If we chose to say that Error means that the machine is in an invalid
state, there are still a couple of issues:
(1) How to deal with cases where the compiler generates an Error, but
you know that the machine state is still valid, and you want to supress
the Error and continue.
I think Steven's point near the start of the thread was excellent: in
the cases where recovery is possible, it is almost always extremely
close to the point where the Error was generated.
(2) Does it make sense to run finally clauses on Error, if we are saying
that the machine state is invalid?
Ie, at present they are finally_Throwable clauses, should they instead
be finally_Exception clauses?
I cannot see any way in which it makes sense to run them if they're in a
throwable function, but not if they are in a nothrow function.
If we take the view that Error by definition implies an invalid machine
state, then I don't think they should run at all.
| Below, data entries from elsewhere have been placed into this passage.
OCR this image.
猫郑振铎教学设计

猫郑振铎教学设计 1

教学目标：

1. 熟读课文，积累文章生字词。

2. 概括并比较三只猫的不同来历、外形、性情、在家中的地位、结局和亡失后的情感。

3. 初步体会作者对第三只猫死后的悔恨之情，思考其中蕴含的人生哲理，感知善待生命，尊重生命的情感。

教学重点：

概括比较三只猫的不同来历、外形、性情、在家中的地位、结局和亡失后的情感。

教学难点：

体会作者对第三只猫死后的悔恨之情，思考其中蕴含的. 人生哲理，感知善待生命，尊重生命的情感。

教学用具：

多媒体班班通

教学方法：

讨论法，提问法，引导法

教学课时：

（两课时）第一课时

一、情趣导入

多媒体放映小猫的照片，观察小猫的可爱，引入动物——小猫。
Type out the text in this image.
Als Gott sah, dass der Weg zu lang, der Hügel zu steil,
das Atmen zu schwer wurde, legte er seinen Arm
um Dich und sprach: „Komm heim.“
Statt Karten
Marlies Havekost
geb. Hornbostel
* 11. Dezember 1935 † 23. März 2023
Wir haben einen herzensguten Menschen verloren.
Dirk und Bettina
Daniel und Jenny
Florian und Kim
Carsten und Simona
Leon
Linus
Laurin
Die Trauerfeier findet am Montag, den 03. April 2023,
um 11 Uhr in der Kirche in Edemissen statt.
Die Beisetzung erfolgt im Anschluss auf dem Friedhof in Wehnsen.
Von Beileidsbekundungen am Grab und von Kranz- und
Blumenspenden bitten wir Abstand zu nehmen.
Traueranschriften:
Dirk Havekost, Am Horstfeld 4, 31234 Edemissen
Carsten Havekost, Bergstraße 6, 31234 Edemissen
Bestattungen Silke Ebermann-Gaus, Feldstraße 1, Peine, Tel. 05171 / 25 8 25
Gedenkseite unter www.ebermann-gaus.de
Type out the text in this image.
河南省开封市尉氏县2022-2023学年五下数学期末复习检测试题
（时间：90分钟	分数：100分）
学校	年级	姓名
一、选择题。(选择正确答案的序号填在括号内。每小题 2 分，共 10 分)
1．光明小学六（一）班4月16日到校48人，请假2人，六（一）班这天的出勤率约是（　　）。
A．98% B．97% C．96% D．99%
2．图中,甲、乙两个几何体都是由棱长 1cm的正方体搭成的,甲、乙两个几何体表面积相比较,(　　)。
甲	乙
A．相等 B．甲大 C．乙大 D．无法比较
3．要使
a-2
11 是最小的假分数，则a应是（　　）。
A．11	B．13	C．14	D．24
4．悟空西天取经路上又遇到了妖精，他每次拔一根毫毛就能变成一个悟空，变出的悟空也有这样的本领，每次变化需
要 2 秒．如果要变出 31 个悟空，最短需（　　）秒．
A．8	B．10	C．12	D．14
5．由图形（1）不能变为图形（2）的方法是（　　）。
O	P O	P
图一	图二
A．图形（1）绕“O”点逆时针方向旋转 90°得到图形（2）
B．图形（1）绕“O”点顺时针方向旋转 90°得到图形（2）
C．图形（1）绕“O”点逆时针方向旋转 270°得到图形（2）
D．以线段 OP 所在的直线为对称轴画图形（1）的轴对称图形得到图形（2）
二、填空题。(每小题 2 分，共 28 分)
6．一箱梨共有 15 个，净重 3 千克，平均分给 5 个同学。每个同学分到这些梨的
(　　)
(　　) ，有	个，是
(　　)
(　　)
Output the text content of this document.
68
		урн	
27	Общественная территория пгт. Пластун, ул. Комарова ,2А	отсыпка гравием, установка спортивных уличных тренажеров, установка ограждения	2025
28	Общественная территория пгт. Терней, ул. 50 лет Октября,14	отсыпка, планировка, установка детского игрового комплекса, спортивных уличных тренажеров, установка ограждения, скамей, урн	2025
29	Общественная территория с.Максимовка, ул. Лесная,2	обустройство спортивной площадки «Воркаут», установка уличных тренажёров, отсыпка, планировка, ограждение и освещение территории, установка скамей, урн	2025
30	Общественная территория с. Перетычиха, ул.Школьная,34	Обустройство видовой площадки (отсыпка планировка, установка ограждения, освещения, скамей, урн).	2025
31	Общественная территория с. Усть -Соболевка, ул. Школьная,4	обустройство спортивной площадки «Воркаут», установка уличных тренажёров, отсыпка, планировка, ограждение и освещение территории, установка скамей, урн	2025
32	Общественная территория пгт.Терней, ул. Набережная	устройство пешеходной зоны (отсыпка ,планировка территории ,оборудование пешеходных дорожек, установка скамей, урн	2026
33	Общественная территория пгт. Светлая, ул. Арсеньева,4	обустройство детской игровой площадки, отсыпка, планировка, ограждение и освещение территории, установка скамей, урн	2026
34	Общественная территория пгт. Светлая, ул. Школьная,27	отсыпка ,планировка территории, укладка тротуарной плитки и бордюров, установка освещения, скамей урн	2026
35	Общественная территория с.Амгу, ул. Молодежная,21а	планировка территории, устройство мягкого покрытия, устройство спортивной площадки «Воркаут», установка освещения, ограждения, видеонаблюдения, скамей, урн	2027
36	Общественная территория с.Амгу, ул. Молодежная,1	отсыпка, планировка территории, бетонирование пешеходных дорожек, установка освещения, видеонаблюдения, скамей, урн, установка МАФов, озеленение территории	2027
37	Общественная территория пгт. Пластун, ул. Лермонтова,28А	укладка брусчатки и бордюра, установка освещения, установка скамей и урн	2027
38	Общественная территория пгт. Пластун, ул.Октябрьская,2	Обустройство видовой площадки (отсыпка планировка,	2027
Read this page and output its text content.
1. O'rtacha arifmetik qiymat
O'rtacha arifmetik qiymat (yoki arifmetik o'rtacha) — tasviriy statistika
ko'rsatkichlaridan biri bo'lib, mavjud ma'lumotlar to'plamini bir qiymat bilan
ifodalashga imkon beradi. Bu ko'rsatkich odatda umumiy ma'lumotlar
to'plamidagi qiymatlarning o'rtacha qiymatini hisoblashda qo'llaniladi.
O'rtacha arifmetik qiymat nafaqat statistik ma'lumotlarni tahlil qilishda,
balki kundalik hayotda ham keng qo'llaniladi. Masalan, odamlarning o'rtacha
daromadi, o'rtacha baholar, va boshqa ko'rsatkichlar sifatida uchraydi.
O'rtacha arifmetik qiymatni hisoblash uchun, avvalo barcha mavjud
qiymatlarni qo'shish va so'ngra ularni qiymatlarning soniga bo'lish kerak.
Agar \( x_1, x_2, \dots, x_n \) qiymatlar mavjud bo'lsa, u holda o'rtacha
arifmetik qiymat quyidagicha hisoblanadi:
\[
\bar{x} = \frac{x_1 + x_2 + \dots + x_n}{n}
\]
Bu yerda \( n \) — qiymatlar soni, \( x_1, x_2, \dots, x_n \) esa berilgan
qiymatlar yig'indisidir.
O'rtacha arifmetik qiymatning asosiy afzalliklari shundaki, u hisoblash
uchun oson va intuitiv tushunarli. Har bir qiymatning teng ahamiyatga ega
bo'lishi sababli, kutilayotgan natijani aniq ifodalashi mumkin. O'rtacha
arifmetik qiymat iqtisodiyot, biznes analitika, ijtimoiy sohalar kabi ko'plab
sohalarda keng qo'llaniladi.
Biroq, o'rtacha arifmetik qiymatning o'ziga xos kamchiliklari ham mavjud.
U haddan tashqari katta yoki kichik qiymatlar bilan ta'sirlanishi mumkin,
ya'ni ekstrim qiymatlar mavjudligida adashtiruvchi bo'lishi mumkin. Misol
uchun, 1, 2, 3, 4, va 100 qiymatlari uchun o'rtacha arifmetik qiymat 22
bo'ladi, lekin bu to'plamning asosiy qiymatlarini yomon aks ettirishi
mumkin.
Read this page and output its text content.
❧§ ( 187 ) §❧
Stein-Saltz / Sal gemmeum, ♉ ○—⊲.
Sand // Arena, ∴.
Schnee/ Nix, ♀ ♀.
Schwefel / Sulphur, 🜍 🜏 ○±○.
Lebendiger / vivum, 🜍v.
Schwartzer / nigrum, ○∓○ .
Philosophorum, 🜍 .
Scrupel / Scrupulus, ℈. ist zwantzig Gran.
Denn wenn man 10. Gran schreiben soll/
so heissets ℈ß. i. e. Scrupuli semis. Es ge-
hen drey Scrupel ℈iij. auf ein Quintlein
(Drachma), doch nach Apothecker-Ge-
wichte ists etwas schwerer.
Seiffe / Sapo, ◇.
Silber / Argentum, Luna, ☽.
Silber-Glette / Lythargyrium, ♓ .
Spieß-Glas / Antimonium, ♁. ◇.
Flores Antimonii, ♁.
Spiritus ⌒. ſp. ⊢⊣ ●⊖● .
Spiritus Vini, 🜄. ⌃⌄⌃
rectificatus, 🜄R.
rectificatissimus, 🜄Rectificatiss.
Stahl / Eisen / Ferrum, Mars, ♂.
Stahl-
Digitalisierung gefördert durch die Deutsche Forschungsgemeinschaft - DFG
But noting that in a significant fraction of cases, the machine state
isn't actually invalid, I think it can be reasonable to provide a
mechanism to make them be run.
BTW its worth noting that cleanup is not necessarily performed even in
the Exception case. If an exception is thrown while processing a finally
clause (eg, inside a destructor) then the destructor didn't completely
run. C++ just aborts the program if this happens. We've got exception
chaining so that case is well defined, and can be detected, nonetheless
it's got a lot of similarities to the Error case.